GÜL'DEN "TERÖRÜ ÇARE OLARAK SUNMAK İSTEYENLERE" ÜSTÜ ÖRTÜLÜ MESAJLAR!..
"Şimdi şu soruyu sorayım: Terör var diye mi Türkiye'de bazı değişimler oluyor, yoksa terör çözümü geciktiriyor mu? Bunun bir sorgulanması lazım, bir simülasyon yapmak lazım. Türkiye, hiç terör olmasaydı, çok daha hızlı gelişecekti. AB entegrasyonunda da daha hızlı gelişecekti. Sıkıyönetimler, olağanüstü hallerin şunların bunların ihtiyaç duyulmadığı için olmadığı, DGM'lerin ihtiyaç duyulmadığı için olmadığı bir Türkiye dünyanın modernleşmesinin gerisinde mi kalacaktı, yoksa daha mı hızlı ilerleyecekti? Kesinlikle daha hızlı ilerleyecekti. Kesinlikle birçok meseleyi çoktan aşmış olacaktık. Ne bu kadar bu işlerin maliyeti olacaktı, ne bu kadar can kaybı olacaktı. O açıdan, bu geçen 20-25 yıllık sürecin iki ayrı simülasyonunu yapmak lazım. Bir; bugünü gözden geçirelim.

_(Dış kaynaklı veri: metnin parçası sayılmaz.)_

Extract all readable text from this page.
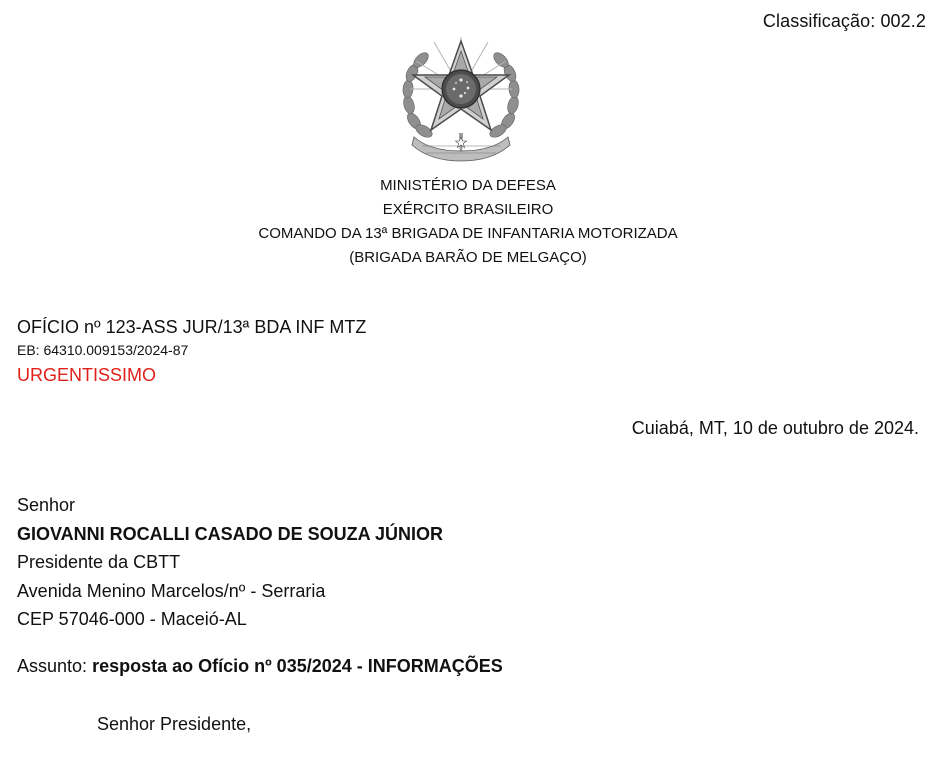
Classificação: 002.2
MINISTÉRIO DA DEFESA
EXÉRCITO BRASILEIRO
COMANDO DA 13ª BRIGADA DE INFANTARIA MOTORIZADA
(BRIGADA BARÃO DE MELGAÇO)
OFÍCIO nº 123-ASS JUR/13ª BDA INF MTZ
EB: 64310.009153/2024-87
URGENTISSIMO
Cuiabá, MT, 10 de outubro de 2024.
Senhor
GIOVANNI ROCALLI CASADO DE SOUZA JÚNIOR
Presidente da CBTT
Avenida Menino Marcelos/nº - Serraria
CEP 57046-000 - Maceió-AL
Assunto: resposta ao Ofício nº 035/2024 - INFORMAÇÕES
Senhor Presidente,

Bir de düşünelim ki terör yok, silahlı mücadeleler yok, onu düşünelim. Bunlar olmayınca, zaten Türkiye serbest pazar ekonomisine girmişti, zaten AB ile fırsatları kaçırmamak zorundaydı, Doğu bloku çözülmüştü, yarış içine daha hızlı girmek durumundaydı. Türkiye maalesef o yılları kaybetti. Onun için de standartları böyle zoraki yükseliyor. 'Ben zorla, terörle bir şeyler alıyorum' diye düşünmek büyük yanılgıdır. Televizyon, Kürtçenin serbest olması, bazı kursların açılması. Eğer 'Bunlar terörden dolayı zorla yapıldı' diye düşünülüyorsa bu büyük bir yanılgıdır. Terör olmasaydı, olağanüstü durumlar yaşanmasaydı bunlar çok daha erken, tabii bir seyir içerisinde çok rahat olurdu."